Seems like this should have already been discussed at length but I'm not seeing it. I'm pondering a DRO for the lathe and the first thing to decide on is glass or magnetic scales. It looks to me like either will get the job done. Anyone have a good reason to prefer one over the other? My shop in unheated so the temps will vary a lot. From my reading the thermal expansion of the magnetic scales might be an issue. Is this a real concern? Ignoring that the magnetic look easier to install and maintain. Do I need to worry about magnetic bases messing with the magnetic scales? Are the glass more accurate? I'll be turning a lot of steel, any probs with steel swarf sticking to the scales? thanks.
In short, you get more bang for the buck with glass scales. The main appeal of magnetic scales is the ability to cut them to length and smaller profile. I.e. they fit tight spaces easier. The drawback is the higher price and somewhat lover practical accuracy.
Long version:
Magnetic scales (good ones) can deal with swarf and ambient magnetic fields pretty well, plus you would want to have a wiper of some sorts to reduce the amount of stuff between the scale and the reading head. They are VERY sensitive to misalignment or distance fluctuations. Better ones (starting with the level of Electronica/EMS and up) come with pretty beefy extrusions that keep the magnetic tape straight. Cheaper Chinese scales that come with a roll of tape are more "complicated". First of all, the tape is THE place where the manufacturers cut corners. Good tape that is temperature-stable and accurate is expensive, but the reading head will "work-ish" with fridge tape, as long as the pitch is around 5mm.

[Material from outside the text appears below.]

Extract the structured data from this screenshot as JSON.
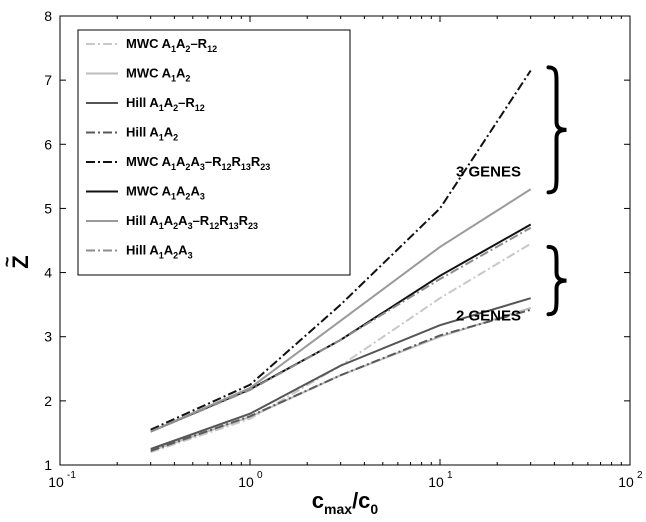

Second, the circuit that interpolates the sine/cosine wave can be implemented several different ways, ranging from very cheap and flaky to very expensive and bullet proof. Mid-range stuff is "slow but accurate". As you go up in price, you get better error rejection and interpolation speed. Cheap stuff is generally "OK" under good conditions but doesn't handle errors very well. Basically you can get the interpolation modules (sensors, interpolation chip, amplifier, quadrature driver) for prices ranging from $5 to $100+ (wholesale), and in this case you get what you pay for.
In practice, you will usually get OK accuracy with some amount of non-linear error under good conditions and once the tape gets old and starts delaminating (the 3M tape most Chinese scales come with is not oil resistant), the accuracy goes down quickly.
Glass scales are [at this point] hard to mess up. The two important parts are the encoder strip and the reading head. Neither can be done in a "home shop", so even the bottom-of-the barrel scales come with decent strips and heads. The place to cut corners is the amplifier circuitry, extrusion, end caps, seals and cable. Those don't matter for accuracy, but might affect long-term reliability. You are also much more likely to get a complete dud than a flaky scale. I.e. if the scale works, it will be accurate; if the scale is bad, it will usually be completely dead. I've seen only one example when a scale flaked out from vibration because the reading head was missing the guide ball bearings.
Finally, in my experience the whole thing about glass scales being sensitive to dirt ingestion and magnetic scales being "bullet proof" is, to put it politely, a marketing exaggeration. If you submerge a glass scale into your flood coolant tank, it will likely fail, but if mounted correctly, you should not be getting coolant into the scale.
All that said, my "standard" setup for a lathe is a 5um glass scale mounted upside down for the Z axis (apron travel) and a 1um scale on the cross slide. On my old Jet lathe I had Ditron magnetic scale, and it held up OK. On the "new" Rockwell I have a 1um Electronica scale. I don't trust the scales to be actually accurate/repeatable to 1micron, but they are more than good enough for the work I do.